When using Virtual Fabrics and creating a new Logical Switch when running FOS v7.1.0 or later, the
default EHT setting for the new Logical Switch will be the FOS default value of 220ms. However, with
FOS v7.1.0 and later, each Logical Switch can be configured with a unique EHT setting that is
independent of other Logical Switches and the Default Switch. Any Gen 5 ports (Condor3 based)
assigned to that Logical Switch will be configured with that Logical Switch’s EHT setting. Any 8G ports
(Condor2 based) will continue to share the EHT value configured for the Default Switch.
For more information on EHT behaviors and recommendations, refer to the Brocade SAN Fabric
Resiliency Best Practices v2.0 document available on www.brocade.com.
Encryption Behavior for the Brocade Encryption Switch (BES) and FS8-18
• SafeNet’s KeySecure hosting NetApp’s LKM (SSKM) is supported for data encryption operations with
SSKM operating in PVM mode.Please see SSKM documentation for operating in PVM mode for details.
Operation in HVM mode is not supported
•
RASlog SPC-3005 with error 34 may be seen if the link key used by a BES/FS8-18 is re-
established. Please refer to the LKM/SSKM Encryption Admin Guide for the workaround.
Also, please ensure that two (2) SSKM’s are present in the deployment for workaround to be
performed.
• For crypto tape operations, please ensure to use Emulex FC HBA firmware/drivers
2.82A4/7.2.50.007 or higher. Use of lower level firmware/drivers may result in hosts not being able to
access their tape LUNs through a crypto target container.
• Adding of 3PAR Session/Enclosure LUNs to CTCs is now supported. Session/Enclosure LUNs (LUN
0xFE) used by 3PAR InServ arrays must be added to CryptoTarget (CTC) containers with LUN state set
to “cleartext”, encryption policy set to “cleartext”. BES/FS8-18 will not perform any explicit
enforcement of this requirement.
• The Brocade Encryption switch and FS8-18 blade do not support QoS. When using encryption or
Frame Redirection, participating flows should not be included in QoS Zones.

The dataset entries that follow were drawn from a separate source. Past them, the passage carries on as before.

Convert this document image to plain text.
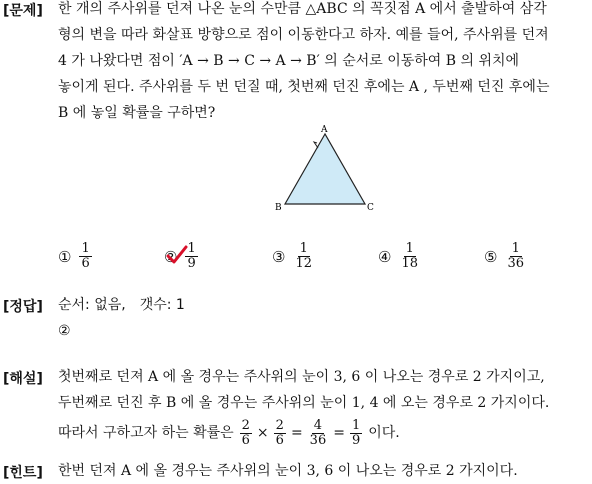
[문제] 한 개의 주사위를 던져 나온 눈의 수만큼 △ABC 의 꼭짓점 A 에서 출발하여 삼각
형의 변을 따라 화살표 방향으로 점이 이동한다고 하자. 예를 들어, 주사위를 던져
4 가 나왔다면 점이 ′A → B → C → A → B′ 의 순서로 이동하여 B 의 위치에
놓이게 된다. 주사위를 두 번 던질 때, 첫번째 던진 후에는 A , 두번째 던진 후에는
B 에 놓일 확률을 구하면?
A
B	C
① $\frac{1}{6}$	② $\frac{1}{9}$	③ $\frac{1}{12}$	④ $\frac{1}{18}$	⑤ $\frac{1}{36}$
[정답] 순서: 없음,　갯수: 1
②
[해설] 첫번째로 던져 A 에 올 경우는 주사위의 눈이 3, 6 이 나오는 경우로 2 가지이고,
두번째로 던진 후 B 에 올 경우는 주사위의 눈이 1, 4 에 오는 경우로 2 가지이다.
따라서 구하고자 하는 확률은 $\frac{2}{6} \times \frac{2}{6} = \frac{4}{36} = \frac{1}{9}$ 이다.
[힌트] 한번 던져 A 에 올 경우는 주사위의 눈이 3, 6 이 나오는 경우로 2 가지이다.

• FOS 7.1.0 or later will use SHA256 signatures for the TLS certificates used to connect to the ESKM 3.0
Server using ESKM 2.0 client. Upgrade from FOS v7.0.x to FOS 7.2 and downgrade from FOS 7.2 to
FOS v7.0.x would require regeneration and re-registration of CA and signed KAC certificates to restore
connectivity to the key vault. Please refer to the Encryption Admin Guide for more details on
ESKM/FOS compatibility matrix.
• The RSA DPM Appliance SW v3.2 is supported. The procedure for setting up the DPM Appliance with
BES or a DCX/DCX-4S/DCX 8510 with FS8-18 blades is located in the Encryption Admin Guide.
• Before upgrading from FOS v7.0.x to FOS7.2, it is required that the RKM server running SW v2.7.1.1
should be upgraded to DPM server running SW v3.2. Please refer to DPM/FOS compatibility matrix in
the Encryption Admin Guide for more details.

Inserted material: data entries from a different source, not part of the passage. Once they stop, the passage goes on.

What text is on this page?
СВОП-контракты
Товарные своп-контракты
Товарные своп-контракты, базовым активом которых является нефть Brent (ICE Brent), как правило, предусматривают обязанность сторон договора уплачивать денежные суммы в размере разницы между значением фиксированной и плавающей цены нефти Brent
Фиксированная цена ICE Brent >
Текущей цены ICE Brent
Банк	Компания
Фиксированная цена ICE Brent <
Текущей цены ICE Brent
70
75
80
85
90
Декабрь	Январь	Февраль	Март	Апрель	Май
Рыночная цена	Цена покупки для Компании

• Support for registering a 2nd DPM Appliance on BES/FS8-18 is blocked. If the DPM Appliances are
clustered, then the virtual IP address hosted by a 3rd party IP load balancer for the DPM Cluster must
be registered on BES/FS8-18 in the primary slot for Key Vault IP.
• With Windows and Veritas Volume Manager/Veritas Dynamic Multipathing, when LUN sizes less than
400MB are presented to BES for encryption, a host panic may occur and this configuration is not
supported in the FOS v6.3.1 or later release.